We have also just had our ASA5506 replaced on RMA which was associated to this Field Notice: http://www.cisco.com/c/en/us/support/docs/field-notices/642/fn64228.html however to the best of my knowledge that should not cause this problem. ASA Version 9.5(1) ASDM 7.5(1)

Currently our only connection is SIP through Vitelity and that has been solid for a few years.

Resetting UCM is not an advisable long term solution. I am looking for suggestions on what to look at to identify the problem and  work on a remedy. Suggestions are welcomed.

Thanks

Carl

2 Replies 2

If anyone searches on this for a similar problem this is what I found.

I setup RTMT to run with Server - Process being viewed and sorting on %CPU

When ASA showed high network traffic and looking at RTMT I observed ntpd CPU utilization was taking more than 82%. So I logged into UCM Cisco OS Unified Administration to the NTP list servers. In my case I had 4. I then deleted them and installed our local router and a public. Then I went to our local router and checked that it was able to get to its external NTP source. After some reading on Cisco Forum I changed our NTP Master to a NTP Master 1. In that reading and if I understood I found that this setting makes it an NTP source to use on our internal network over say a NTP Master 2. Originally that was set to 15. If that is not a correct understanding please advise.
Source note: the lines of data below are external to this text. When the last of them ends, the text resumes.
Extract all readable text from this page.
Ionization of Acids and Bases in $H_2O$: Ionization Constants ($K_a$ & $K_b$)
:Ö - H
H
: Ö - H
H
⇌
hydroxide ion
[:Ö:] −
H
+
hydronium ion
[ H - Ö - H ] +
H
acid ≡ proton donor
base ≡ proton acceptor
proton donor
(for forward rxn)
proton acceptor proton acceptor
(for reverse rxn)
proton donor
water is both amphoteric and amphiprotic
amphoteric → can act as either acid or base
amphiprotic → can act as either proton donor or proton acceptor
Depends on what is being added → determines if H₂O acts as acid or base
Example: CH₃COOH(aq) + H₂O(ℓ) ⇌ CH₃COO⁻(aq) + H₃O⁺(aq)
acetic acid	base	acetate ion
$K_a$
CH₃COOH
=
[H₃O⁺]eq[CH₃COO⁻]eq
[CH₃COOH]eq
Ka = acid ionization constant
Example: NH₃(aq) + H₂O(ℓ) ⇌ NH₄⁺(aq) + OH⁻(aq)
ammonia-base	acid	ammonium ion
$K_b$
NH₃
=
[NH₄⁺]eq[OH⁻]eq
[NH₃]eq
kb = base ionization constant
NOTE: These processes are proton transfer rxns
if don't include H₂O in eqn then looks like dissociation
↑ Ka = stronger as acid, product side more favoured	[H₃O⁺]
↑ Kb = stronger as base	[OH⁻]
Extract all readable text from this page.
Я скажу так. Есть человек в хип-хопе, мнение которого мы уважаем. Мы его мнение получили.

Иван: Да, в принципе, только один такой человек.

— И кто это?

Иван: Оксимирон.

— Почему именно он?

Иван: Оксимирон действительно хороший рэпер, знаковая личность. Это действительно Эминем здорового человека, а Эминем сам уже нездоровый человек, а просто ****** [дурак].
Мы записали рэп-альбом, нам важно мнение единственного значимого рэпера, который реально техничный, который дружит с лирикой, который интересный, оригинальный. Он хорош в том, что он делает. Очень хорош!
When I deleted the NTP sources in UCM the %utilization went to less than 10%. I just verified our internal NTP settings on out internal router.

So for me it was NTPD service that caused the problem

 

Never claim victory too soon. UCM server pegged again and ntpd was using over 80% again. So I created a reference to 10.1.1.1 which points to another router internally which is not a NTP Master and deleted the reference to our NTP Master. CPU utilization went to below 10% again. Will wait to see what affect this has. I have attached a pic from the ASA showing the reduced ethernet traffic after making this change.